Pengamat Transportasi Darmaningtyas mengatakan, dengan alasan B to B pemerintah ingin ‘meninabobokkan’ rakyat biar seolah-olah tidak ada resiko atas kereta cepat. Padahal, B to B telah menyeret Indonesia kepada krisis tahun 1997/1998 karena besarnya utang swasta.
“Pemerintah harus melihat kejadian 97/98 akibat utang swasta sangat besar. Pemerintah jangan membodohi rakyat,” katanya dalam diskusi yang diselengarakan oleh Partai Rakyat Demokratik (PRD) di Jakarta, Kamis (11/2).
Selain itu, akibat pembangunan tersebut dibiayai melalui dana pinjaman dalam bentuk dollar, maka hal ini akan mengancam devisa negara. Pasalnya devisa akan terkuras untuk membayar utang dalam mata uang asing.
Selanjutnya, kalau kereta cepat tersebut mangkrak dan bisnisnya tidak berjalan dengan baik, maka yang akan menanggung kerugian adalah negara. Pasalnya, tidak mungkin pemerintah membiarkan kereta tersebut terbengkalai.
“Jadi saya tidak mau ditipu pemerintah dengan berdalih bahwa itu B to B, pemerintah menipu rakyat,” pungkasnya.
Disisi lain, berdasarkan data Bank Dunia pada Desember 2015 menyebutkan utang yang sudah diterima pemerintah Indonesia dalam tahun 2015 mencapai Rp510,4 triliun dari penerimaan sekuritas, sedangkan dari pinjaman resmi luar negeri Rp53 triliun.
Posisi utang Indonesia baik dari dalam maupun luar negeri hinga 31 Desember 2015 sebesar Rp3.021 triliun, meningkat dari Rp2.608 triliun. Pemerintah telah menambah utang senilai Rp412,52 triliun sepanjang tahun 2015.

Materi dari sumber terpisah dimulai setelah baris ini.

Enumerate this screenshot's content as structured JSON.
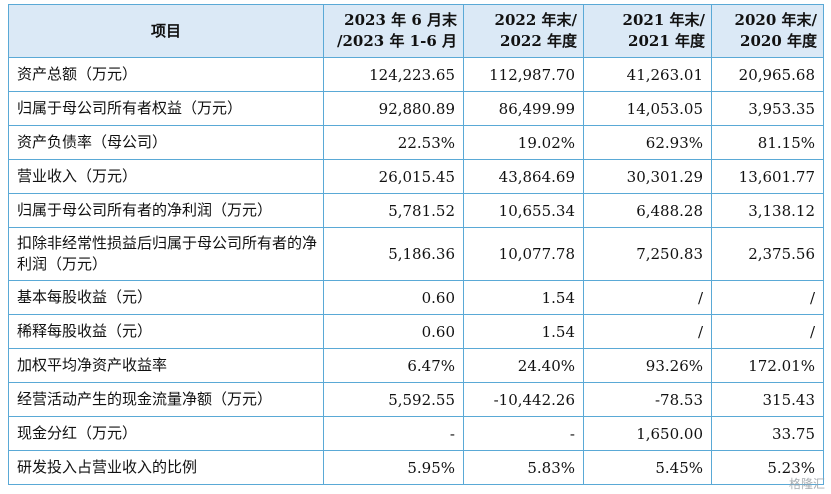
{
  "header": {
    "item": "项目",
    "col1": [
      "2023 年 6 月末",
      "/2023 年 1-6 月"
    ],
    "col2": [
      "2022 年末/",
      "2022 年度"
    ],
    "col3": [
      "2021 年末/",
      "2021 年度"
    ],
    "col4": [
      "2020 年末/",
      "2020 年度"
    ]
  },
  "rows": [
    {
      "label": "资产总额（万元）",
      "v1": "124,223.65",
      "v2": "112,987.70",
      "v3": "41,263.01",
      "v4": "20,965.68"
    },
    {
      "label": "归属于母公司所有者权益（万元）",
      "v1": "92,880.89",
      "v2": "86,499.99",
      "v3": "14,053.05",
      "v4": "3,953.35"
    },
    {
      "label": "资产负债率（母公司）",
      "v1": "22.53%",
      "v2": "19.02%",
      "v3": "62.93%",
      "v4": "81.15%"
    },
    {
      "label": "营业收入（万元）",
      "v1": "26,015.45",
      "v2": "43,864.69",
      "v3": "30,301.29",
      "v4": "13,601.77"
    },
    {
      "label": "归属于母公司所有者的净利润（万元）",
      "v1": "5,781.52",
      "v2": "10,655.34",
      "v3": "6,488.28",
      "v4": "3,138.12"
    },
    {
      "label": "扣除非经常性损益后归属于母公司所有者的净利润（万元）",
      "v1": "5,186.36",
      "v2": "10,077.78",
      "v3": "7,250.83",
      "v4": "2,375.56"
    },
    {
      "label": "基本每股收益（元）",
      "v1": "0.60",
      "v2": "1.54",
      "v3": "/",
      "v4": "/"
    },
    {
      "label": "稀释每股收益（元）",
      "v1": "0.60",
      "v2": "1.54",
      "v3": "/",
      "v4": "/"
    },
    {
      "label": "加权平均净资产收益率",
      "v1": "6.47%",
      "v2": "24.40%",
      "v3": "93.26%",
      "v4": "172.01%"
    },
    {
      "label": "经营活动产生的现金流量净额（万元）",
      "v1": "5,592.55",
      "v2": "-10,442.26",
      "v3": "-78.53",
      "v4": "315.43"
    },
    {
      "label": "现金分红（万元）",
      "v1": "-",
      "v2": "-",
      "v3": "1,650.00",
      "v4": "33.75"
    },
    {
      "label": "研发投入占营业收入的比例",
      "v1": "5.95%",
      "v2": "5.83%",
      "v3": "5.45%",
      "v4": "5.23%"
    }
  ],
  "watermark": "格隆汇",
  "colors": {
    "header_bg": "#dbe9f6",
    "border": "#5aa9d6"
  }
}
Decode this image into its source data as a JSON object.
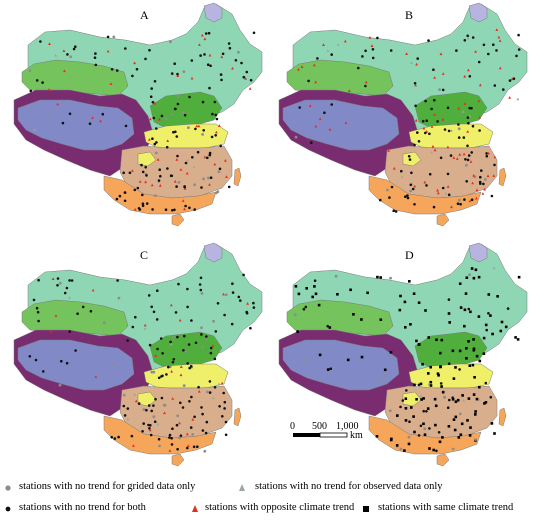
{
  "panels": [
    {
      "label": "A",
      "mix": {
        "gridonly": 10,
        "obsonly": 6,
        "both": 64,
        "opposite": 20,
        "same": 0
      }
    },
    {
      "label": "B",
      "mix": {
        "gridonly": 6,
        "obsonly": 4,
        "both": 58,
        "opposite": 32,
        "same": 0
      }
    },
    {
      "label": "C",
      "mix": {
        "gridonly": 10,
        "obsonly": 6,
        "both": 70,
        "opposite": 14,
        "same": 0
      }
    },
    {
      "label": "D",
      "mix": {
        "gridonly": 4,
        "obsonly": 2,
        "both": 18,
        "opposite": 2,
        "same": 74
      }
    }
  ],
  "scale_bar": {
    "tick_labels": [
      "0",
      "500",
      "1,000"
    ],
    "unit": "km"
  },
  "legend": [
    {
      "key": "gridonly",
      "label": "stations with no trend for grided data only",
      "color": "#8c8c8c"
    },
    {
      "key": "obsonly",
      "label": "stations with no trend for observed data only",
      "color": "#9aa6a0"
    },
    {
      "key": "both",
      "label": "stations with no trend for both",
      "color": "#111111"
    },
    {
      "key": "opposite",
      "label": "stations with opposite climate trend",
      "color": "#e0301e"
    },
    {
      "key": "same",
      "label": "stations with same climate trend",
      "color": "#000000"
    }
  ],
  "region_colors": {
    "northeast": "#8fd6b4",
    "northwest_green": "#74c35c",
    "tibet": "#8289c7",
    "plateau_rim": "#7a2c70",
    "north_china": "#4fae3c",
    "huai": "#f0ef6a",
    "south_central": "#d9ae8c",
    "south_east": "#f5a65b",
    "lake": "#b7b4e0",
    "outline": "#7a7a7a"
  }
}
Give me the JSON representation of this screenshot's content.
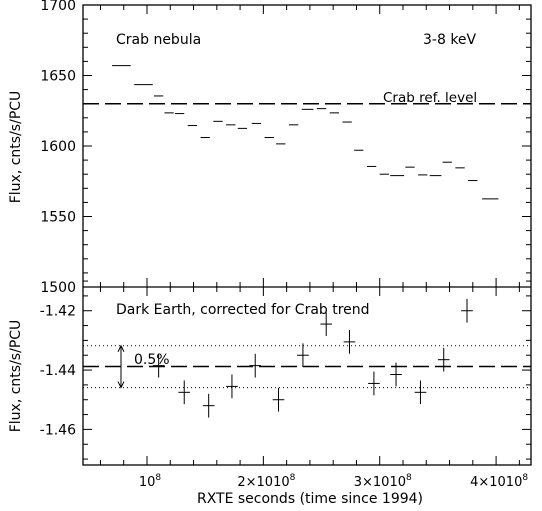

Bedasarkan keterangan Kepala Badan Perencanaan Pembangunan Nasional (Bappenas), Sofyan Djalil bahwa, pada tahun ini pemerintah kembali melakukan pinjaman luar negeri sebesar USD 150 juta atau Rp 2,02 triliun untuk mendorong pembangunan infrastruktur di Indonesia.